Portrait_Dominique-Dimey_02

Bernard Dimey et sa fille Dominique

Sans doute est-ce le débat sur la planète, les océans et tout ça qui m’a fait choisir ce texte de Bernard Dimey, pour un point d’actualité poétique, et décalé. Bernard Dimey me direz-vous mais qui est-ce ? Beaucoup d’entre nous ne connaissent de lui qu’une chanson d’Henri Salvador dont il a écrit le texte en une demi-heure, Syracuse.

Mais Bernard Dimey, parolier à succès, était aussi et avant tout un poète.

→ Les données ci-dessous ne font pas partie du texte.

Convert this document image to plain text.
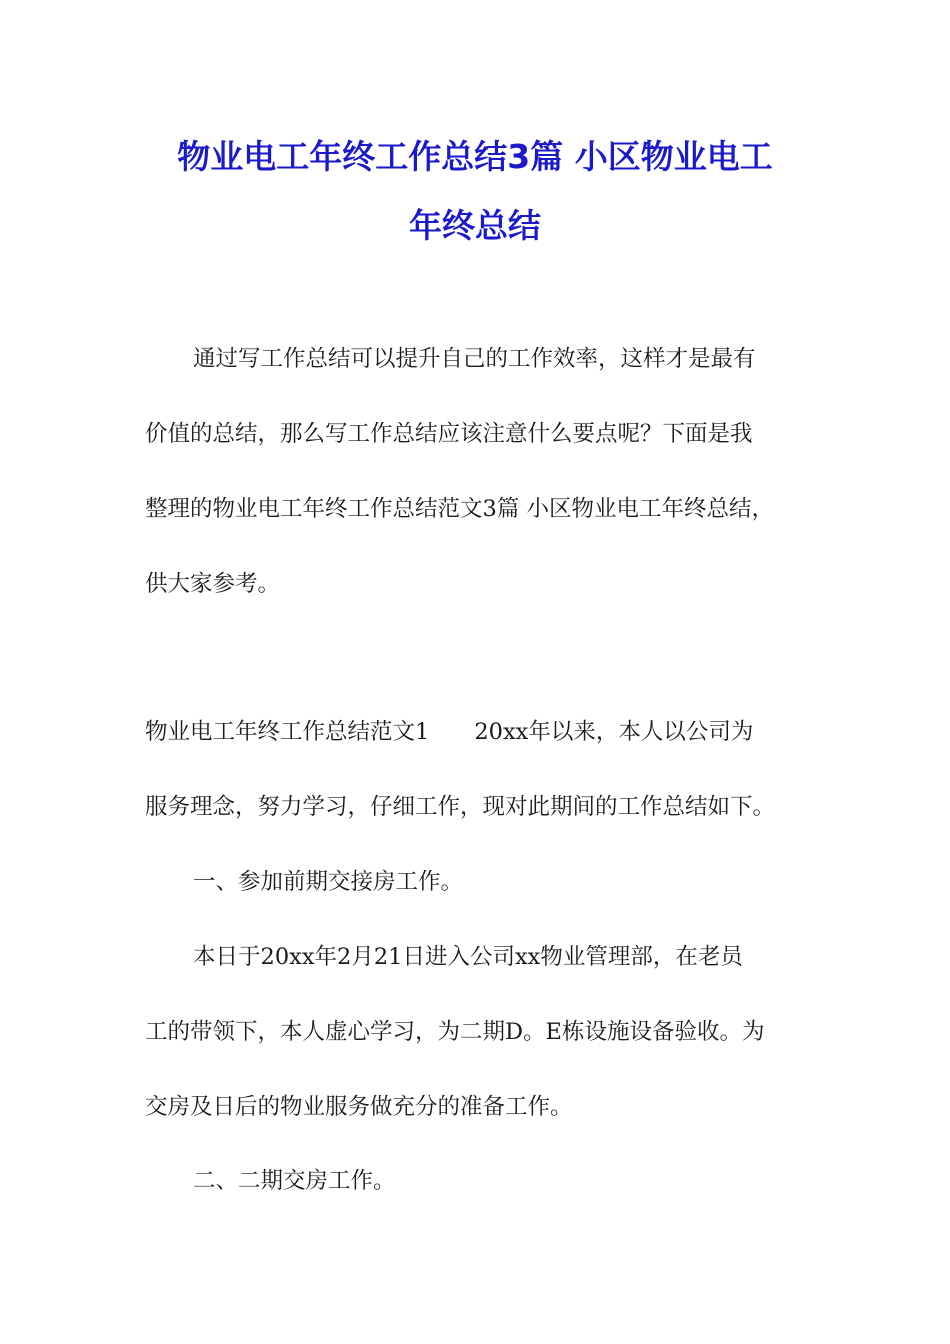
物业电工年终工作总结3篇 小区物业电工
年终总结

通过写工作总结可以提升自己的工作效率，这样才是最有

价值的总结，那么写工作总结应该注意什么要点呢？下面是我

整理的物业电工年终工作总结范文3篇 小区物业电工年终总结，

供大家参考。

物业电工年终工作总结范文1　　20xx年以来，本人以公司为

服务理念，努力学习，仔细工作，现对此期间的工作总结如下。

一、参加前期交接房工作。

本日于20xx年2月21日进入公司xx物业管理部，在老员

工的带领下，本人虚心学习，为二期D。E栋设施设备验收。为

交房及日后的物业服务做充分的准备工作。

二、二期交房工作。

Dans ce texte Dimey retrouve l’un de ses thèmes favoris, le temps qui passe et la peur de la mort, mais il le fait miroiter d’une façon que je trouve saisissante. Il nous emmène au fond des océans, dans ces « étranges jardins que nul n’a jamais vus », il crée le paradoxe d’une « magie du spectacle » qui demeure une fois l’océan disparu. Les étoiles de mer en sont les fleurs cruelles nourries du cœur et de la tête des morts. Il savait certainement que les étoiles de mer sont des animaux (des echinodermes, quel nom !) « omnivores opportunistes à tendance carnivore ou détritivore suivant les espèces et la disponibilité en nourriture ». Ce très beau poème ne choisit donc pas entre l’homme et la nature, il les unit, il conserve sa tendresse pour les morts et se termine sur un matin qui peut sembler une renaissance. Ce matin est déjà présent dans la première strophe, dès le premier vers sur la fin des océans. Cet alexandrin est ponctué de deux virgules, rythmé en 6/3/3 syllabes, ce qui lui donne une certaine solennité: Si les eaux de la mer, un matin, se retirent,. La strophe se termine par un vers qui est une variante du premier : Si les eaux de la mer se retirent, un matin. La forme du poème est une succession de quatrains en alexandrins aux rimes croisées. Dimey maitrisait parfaitement l’alexandrin et la forme poétique. Il écrivait aussi extrêmement vite, quasiment sans ratures et voyait tout de suite la rime qu’il fallait employer pour amener le mot important qu’il voulait dire.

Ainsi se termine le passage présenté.